Samsung est en pourparlers avancés pour investir jusqu'à 1 milliard d'euros dans la start-up parisienne d'IA Mistral, dans le cadre d'un nouveau cycle de financement qui porterait la valorisation de l'entreprise à 20 milliards d'euros, selon le Financial Times.
Le conglomérat sud-coréen, qui soutenait auparavant Mistral via sa branche capital-risque, discute de cet investissement dans le cadre d'un cycle plus large qui devrait lever plusieurs milliards d'euros au total, selon des sources proches du dossier citées par le FT.
Le fonds Scaleup Europe Fund de l'investisseur suédois EQT, soutenu par Bruxelles et géré par EQT, est également en pourparlers pour y participer, aux côtés d'investisseurs privés dont Novo Holdings et Santander.
Les discussions reflètent l'appétit croissant pour les alternatives européennes à l'IA suite à la décision de l'administration Trump de bloquer l'accès des étrangers aux derniers modèles Mythos et Fable d'Anthropic, une décision qui a suscité un nouvel intérêt pour ce que l'industrie appelle la capacité « d'IA souveraine ».
Depuis sa création en 2023, Mistral s'est concentré sur des modèles ouverts qui peuvent être personnalisés et déployés sans dépendre des fournisseurs de cloud américains, ce qui signifie qu'aucune entreprise ni aucun gouvernement ne peut les désactiver.
Cette levée de fonds représente une avancée significative par rapport à la précédente valorisation de 12 milliards d'euros de Mistral, fixée il y a moins d'un an dans le cadre d'une opération menée par le fabricant néerlandais d'équipements de puces ASML.
Mistral a annoncé cette semaine un partenariat élargi avec Microsoft, l'un de ses premiers investisseurs, qui s'est engagé à hauteur de plusieurs milliards de dollars à utiliser l'infrastructure informatique de Mistral, fournissant ainsi une source de revenus stable sur laquelle l'entreprise peut emprunter au fur et à mesure de son expansion.
En mars, Mistral a levé 830 millions de dollars lors de son premier financement par emprunt, soutenu par un consortium de sept banques mondiales, pour financer la construction d'un centre de données à Bruyères-le-Châtel, près de Paris. L'installation, équipée de 13 800 GPU Nvidia GB300 et d'une capacité alimentée de 44 MW, est conçue pour former des modèles d'IA et fournir des services d'inférence à Mistral et à ses entreprises clientes.

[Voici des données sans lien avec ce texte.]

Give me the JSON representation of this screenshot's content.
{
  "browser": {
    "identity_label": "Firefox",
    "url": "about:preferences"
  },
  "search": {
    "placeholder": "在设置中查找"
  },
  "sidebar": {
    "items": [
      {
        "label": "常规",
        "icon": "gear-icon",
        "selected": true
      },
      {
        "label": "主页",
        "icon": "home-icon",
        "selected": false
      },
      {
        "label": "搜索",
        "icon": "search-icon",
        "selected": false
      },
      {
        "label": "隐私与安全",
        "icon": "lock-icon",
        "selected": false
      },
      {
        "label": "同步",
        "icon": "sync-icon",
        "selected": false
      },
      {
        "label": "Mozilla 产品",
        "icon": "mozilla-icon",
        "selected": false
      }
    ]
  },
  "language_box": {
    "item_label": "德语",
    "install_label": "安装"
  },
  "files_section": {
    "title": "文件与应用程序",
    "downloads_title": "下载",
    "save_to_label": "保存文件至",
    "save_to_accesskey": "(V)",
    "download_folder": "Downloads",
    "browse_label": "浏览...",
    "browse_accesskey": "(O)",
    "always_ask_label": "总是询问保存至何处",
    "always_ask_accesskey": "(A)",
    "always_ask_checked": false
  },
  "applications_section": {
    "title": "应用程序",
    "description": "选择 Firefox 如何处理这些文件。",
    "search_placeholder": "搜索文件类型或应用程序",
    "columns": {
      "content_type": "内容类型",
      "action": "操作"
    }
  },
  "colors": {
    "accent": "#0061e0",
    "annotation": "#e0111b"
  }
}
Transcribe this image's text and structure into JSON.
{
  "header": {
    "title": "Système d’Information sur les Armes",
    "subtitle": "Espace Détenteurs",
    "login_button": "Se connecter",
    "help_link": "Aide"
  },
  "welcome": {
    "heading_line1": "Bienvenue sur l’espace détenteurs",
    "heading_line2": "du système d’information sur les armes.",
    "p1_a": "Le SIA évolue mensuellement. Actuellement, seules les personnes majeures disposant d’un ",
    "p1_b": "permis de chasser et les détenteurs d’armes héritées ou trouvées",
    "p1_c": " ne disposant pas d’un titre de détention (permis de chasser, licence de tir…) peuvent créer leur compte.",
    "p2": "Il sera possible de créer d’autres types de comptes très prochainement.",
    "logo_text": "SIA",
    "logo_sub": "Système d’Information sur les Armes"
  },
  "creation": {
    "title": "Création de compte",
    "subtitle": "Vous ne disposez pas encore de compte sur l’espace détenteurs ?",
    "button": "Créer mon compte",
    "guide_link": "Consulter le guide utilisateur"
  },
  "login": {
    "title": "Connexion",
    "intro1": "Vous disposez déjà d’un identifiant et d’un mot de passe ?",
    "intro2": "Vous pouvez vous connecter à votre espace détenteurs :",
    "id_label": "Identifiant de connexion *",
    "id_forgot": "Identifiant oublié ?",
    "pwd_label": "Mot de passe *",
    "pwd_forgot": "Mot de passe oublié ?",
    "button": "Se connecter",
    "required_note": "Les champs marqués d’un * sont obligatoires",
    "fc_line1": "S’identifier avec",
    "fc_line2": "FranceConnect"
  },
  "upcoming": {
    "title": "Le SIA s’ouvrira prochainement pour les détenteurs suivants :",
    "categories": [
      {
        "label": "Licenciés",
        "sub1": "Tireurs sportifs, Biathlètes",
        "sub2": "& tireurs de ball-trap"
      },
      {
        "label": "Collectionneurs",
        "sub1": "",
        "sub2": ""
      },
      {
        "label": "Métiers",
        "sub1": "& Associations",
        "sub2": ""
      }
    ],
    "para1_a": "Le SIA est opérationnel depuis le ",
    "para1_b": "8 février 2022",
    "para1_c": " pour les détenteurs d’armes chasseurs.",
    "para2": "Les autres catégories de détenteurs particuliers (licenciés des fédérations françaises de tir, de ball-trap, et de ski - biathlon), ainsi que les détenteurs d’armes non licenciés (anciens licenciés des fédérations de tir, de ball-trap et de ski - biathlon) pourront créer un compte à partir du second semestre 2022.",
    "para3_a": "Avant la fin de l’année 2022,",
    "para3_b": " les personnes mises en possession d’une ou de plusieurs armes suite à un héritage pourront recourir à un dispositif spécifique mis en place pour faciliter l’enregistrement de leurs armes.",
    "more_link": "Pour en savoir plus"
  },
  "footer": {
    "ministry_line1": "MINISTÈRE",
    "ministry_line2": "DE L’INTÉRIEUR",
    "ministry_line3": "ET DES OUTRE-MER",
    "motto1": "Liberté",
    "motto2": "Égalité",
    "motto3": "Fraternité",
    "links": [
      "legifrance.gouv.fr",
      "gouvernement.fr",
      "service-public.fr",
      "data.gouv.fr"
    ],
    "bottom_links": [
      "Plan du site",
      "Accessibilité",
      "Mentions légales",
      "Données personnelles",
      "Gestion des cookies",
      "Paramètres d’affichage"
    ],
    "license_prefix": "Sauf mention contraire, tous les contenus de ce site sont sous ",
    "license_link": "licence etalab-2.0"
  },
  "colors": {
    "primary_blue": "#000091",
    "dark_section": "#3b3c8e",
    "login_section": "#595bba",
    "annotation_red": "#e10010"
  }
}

La société a engagé séparément plus de 1,4 milliard de dollars pour l'infrastructure numérique en Suède, dans le cadre d'un objectif plus large de 200 MW de capacité à travers l'Europe d'ici 2027.
« Il est essentiel de faire évoluer notre infrastructure en Europe pour responsabiliser nos clients et garantir que l'innovation et l'autonomie en matière d'IA restent au cœur de l'Europe », avait alors déclaré le directeur général Arthur Mensch.
Fondée en 2023, Mistral est la start-up d'IA la plus précieuse d'Europe. Mensch a déclaré au FT en février que les revenus annuels récurrents étaient en passe de dépasser le milliard de dollars d'ici la fin de cette année.